Last year, I came back from the Frost Place Writing Intensive blazing with the will to write. Vievee Francis had unclogged something in me--that blob of grief that had been silencing me since the move from Harmony--and since then, for the entire year, I've been a faucet. Turn me on and the water gushes out and overflows the sink. I've written most of two manuscripts in a year, plus many other uncollected/uncollectable poems. Hundreds of poems. In truth, I've had to purposely turn off the faucet, or at least reduce it to a trickle when I've been editing and teaching, so I can focus on paying tasks and/or avoid killing myself by overwork.
All this is to say that I came into this year's Writing Intensive with my bait bucket full of fish. I expected to write fluently, I expected to be wriggling in my seat, I expected to be hunting for kraken. And I did all of that.
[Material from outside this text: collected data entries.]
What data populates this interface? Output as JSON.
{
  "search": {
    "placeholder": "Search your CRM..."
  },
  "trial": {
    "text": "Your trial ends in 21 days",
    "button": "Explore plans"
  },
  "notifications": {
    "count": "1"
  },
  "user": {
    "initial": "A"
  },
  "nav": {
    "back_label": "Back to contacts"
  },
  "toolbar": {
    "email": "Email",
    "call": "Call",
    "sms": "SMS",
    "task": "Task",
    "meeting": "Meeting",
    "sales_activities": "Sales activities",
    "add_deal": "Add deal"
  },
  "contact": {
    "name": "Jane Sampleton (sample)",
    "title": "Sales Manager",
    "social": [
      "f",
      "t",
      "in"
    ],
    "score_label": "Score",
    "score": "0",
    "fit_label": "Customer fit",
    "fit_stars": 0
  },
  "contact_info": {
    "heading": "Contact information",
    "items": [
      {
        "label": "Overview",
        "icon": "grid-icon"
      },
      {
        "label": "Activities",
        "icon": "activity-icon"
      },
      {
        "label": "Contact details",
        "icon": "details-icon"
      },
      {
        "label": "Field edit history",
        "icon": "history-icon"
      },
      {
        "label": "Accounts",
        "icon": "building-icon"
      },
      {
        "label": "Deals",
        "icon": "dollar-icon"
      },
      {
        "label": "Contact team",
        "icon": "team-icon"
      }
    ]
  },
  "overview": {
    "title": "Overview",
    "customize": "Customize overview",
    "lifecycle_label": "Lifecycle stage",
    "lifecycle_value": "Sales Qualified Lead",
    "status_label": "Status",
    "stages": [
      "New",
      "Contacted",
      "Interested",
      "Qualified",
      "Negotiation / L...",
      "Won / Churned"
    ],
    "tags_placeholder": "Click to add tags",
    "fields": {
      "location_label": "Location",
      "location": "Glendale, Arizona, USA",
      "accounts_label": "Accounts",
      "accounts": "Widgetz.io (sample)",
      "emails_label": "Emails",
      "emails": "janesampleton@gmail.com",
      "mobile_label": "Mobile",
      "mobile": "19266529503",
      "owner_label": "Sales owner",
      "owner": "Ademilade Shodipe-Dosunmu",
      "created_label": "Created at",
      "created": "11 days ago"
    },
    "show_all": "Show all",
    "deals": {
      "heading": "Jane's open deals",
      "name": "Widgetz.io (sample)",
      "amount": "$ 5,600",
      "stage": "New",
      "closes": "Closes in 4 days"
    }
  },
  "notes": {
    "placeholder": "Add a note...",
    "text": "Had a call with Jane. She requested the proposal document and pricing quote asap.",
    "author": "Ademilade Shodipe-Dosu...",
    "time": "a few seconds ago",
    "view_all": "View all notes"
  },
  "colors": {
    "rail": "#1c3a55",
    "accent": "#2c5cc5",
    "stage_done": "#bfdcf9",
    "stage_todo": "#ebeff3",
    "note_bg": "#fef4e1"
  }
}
This year's class was led by Maudelle Driskell. Taking a class with her is like taking a class with a crocodile. She clamps hold of your leg and she won't let go. Every person in the room went home with a chunk of flesh missing. She ran us a through a few drafts, and then she flung out individual assignments: To the person who writes lovely, first-person fishing poems, "You! Write from the point of view of a princess!" To the person who writes patient, forgiving poems: "You! Write about the ugliest nastiest thing you can think of!" To the person with formal dexterity: "You! Write a prose poem!" To me: "You! Write something sexually explicit!"
Now Maudelle knows I am not a prude. More importantly, I know I am not a prude. But I certainly have not been writing sexually explicit work . . . and on purpose. I've liked retaining a few wordless things in my life. And of course writing about sex drops any other, invisible, non-writing participant into the boiling water. So where does one draw the line, when it comes to privacy? . . . blah blah blah, too bad. Maudelle scrunched up her nose and lanced me with her beetle-eyed stare. "Get to work, Potter!"
So I wrote a poem about anal sex. I had to concentrate all of my attention on delineating a fraught physical act via two invented yet familiar characters. I had to jettison the cogitator, the observer, and concentrate on the doer. The experience of writing this draft was weird and difficult and wonderful, and the poem will probably be a keeper. I'm excited about it, excited to have been pushed down this murky well. Maudelle knew what she was doing when she bossed me around. I'm beyond grateful.
She was amazing and brilliant, and so was that poem. What gutsiness. And how great to be there deep with everyone in it all!